PyVCF
PyVCF copied to clipboard
Potential error in vcf.model._Record._set_start_and_end
in vcf.model._Record._set_start_and_end, I notice that the first line initialized the affected start and end thus: self.affected_start = self.affected_end = self.POS
and then after doing the start/end calculations in a zero-based index manner follows that up with: self.affected_start = min(self.affected_start, start) self.affected_end = max(self.affected_end, end)
wouldn't the self.affected_start & self.affected_end still be in a 1-based coordinate state (based on the value of POS) when the min & max functions run while the start/end variables have been computed using a zero-based coordinate system?
Keep in mind that for multi-base variants, the first base of REF and ALT will be the same (i.e., unchanged), so the affected region should not always include the REF base.
I think the code works as advertised. Can you think of concrete example where it doesn't?
By the way, you can find some more discussion on handling missing ALT alleles in the corresponding pull request #161.
I don't know the format specifications as well as you do, I assume the specification for multi-base variants states that the first base should be the same?

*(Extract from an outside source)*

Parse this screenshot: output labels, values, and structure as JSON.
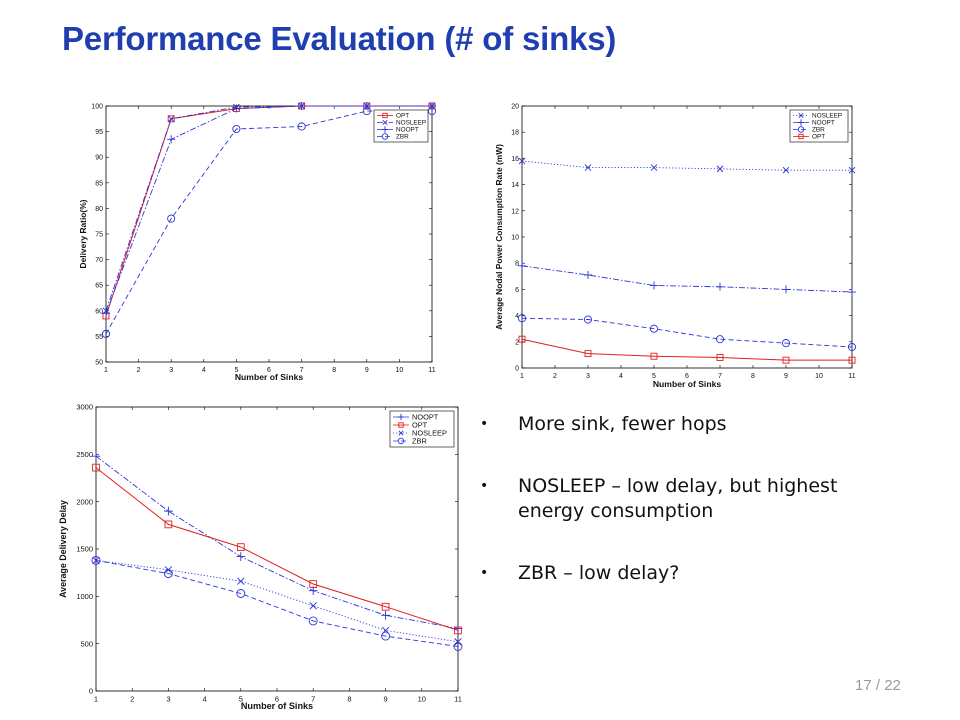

Jumping between 0 and 1 gets tricky. I'll trust that you know what you're doing, it just seemed like it was comparing across different indexing systems. (if you intended for the effect to effectively be +1, then its all good)
If i'm looking to compare the VCF to entries in a MAF file, I assume I ought to be using the affected_start and affected end?
Should I be cutting the first bases off for the MNV records then? Are there equivalent affected_ref and affected version of the ALT?
I'm not sure what a MAF file is, but the affected_start
and affected_end
fields give you exactly the complete region (zero-based, open-ended) on the reference that is affected (by all alternative alleles combined). There currently is no shortcut to get the affected region by only one of the alternative alleles.
Its a format used by the TCGA project. It has some similarities to all the other annotation data types but also has some sample information and columns for base calls in the reference AND matched normals.
Luckily the VCF file from COSMIC doesn't appear to contain any multi-ALT entries, so that simplified my life a bit.
TY for your response and assistance thus far.